Herbaceous, smoky, animalic
Black and red musk, a smoldering cauldron, cracked bone, cardamom, warm wood, hanging animal skins, burning mugwort.
Mugwort, dried and ground in a mortar and pestle, burns over coals in a small hut on chicken legs in the middle of the woods where a fearsome old witch dwells. In this hut, there are hanging animal skins, and littered across the floor are bones belonging to both beast and man. It is here in this peculiar hut with this strange old woman that the tales offer a glimmer of hope—a last resort when society has shunned the hero or turned their backs on justice. Cardamon and the warm glow of an oven hint at the wisdom and help that can be found within, if you dare to look.

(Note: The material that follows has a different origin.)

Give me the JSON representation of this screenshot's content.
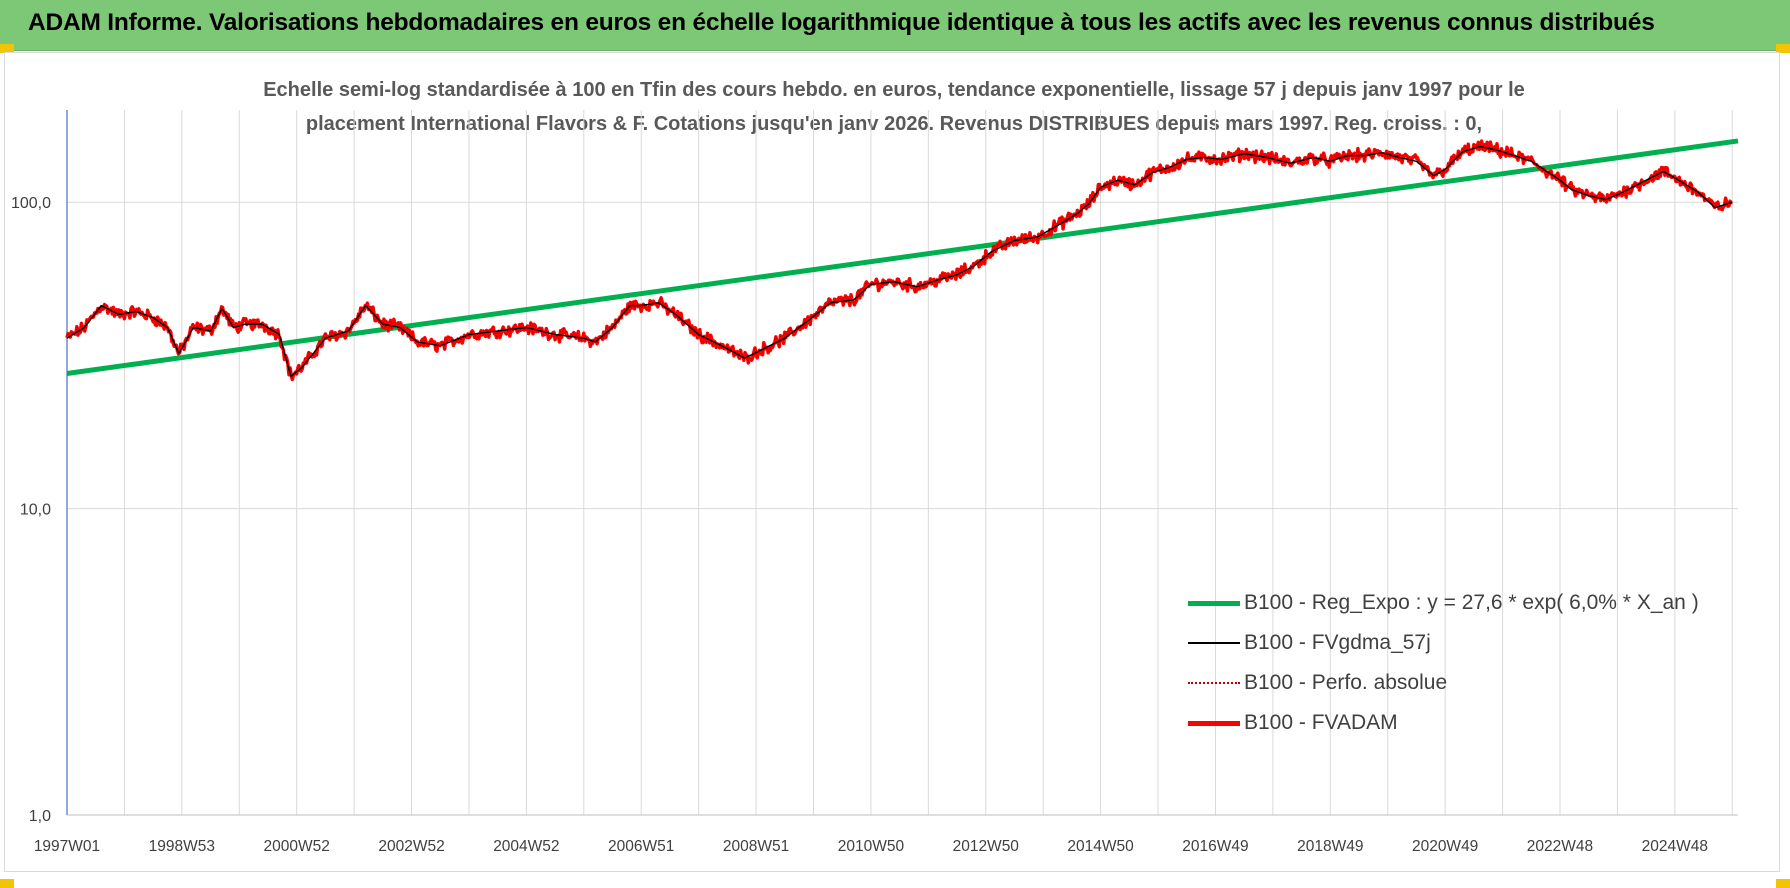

It is impossible to speak of Slavic folklore without it starting and ending with Baba Yaga, with her fabled iron teeth and penchant for eating those who wander into her woods. But there is something more nuanced about this ancient witch who lives on the fringes of society. She is the singular most powerful and magical figure in all the folktales, who bends nature and time to her own will.
The heroes in the tales—Vasilisa, Ivan, Masha, Finist the Falcon, and so many others— enter her hut bedraggled, without hope, and facing certain death. Her help isn't kind and it isn't easy, but Baba Yaga is always the catalyst for powerful magic.
Baba Yaga, at her best and worse, exemplifies the raw, wild power and wisdom of women and nature itself.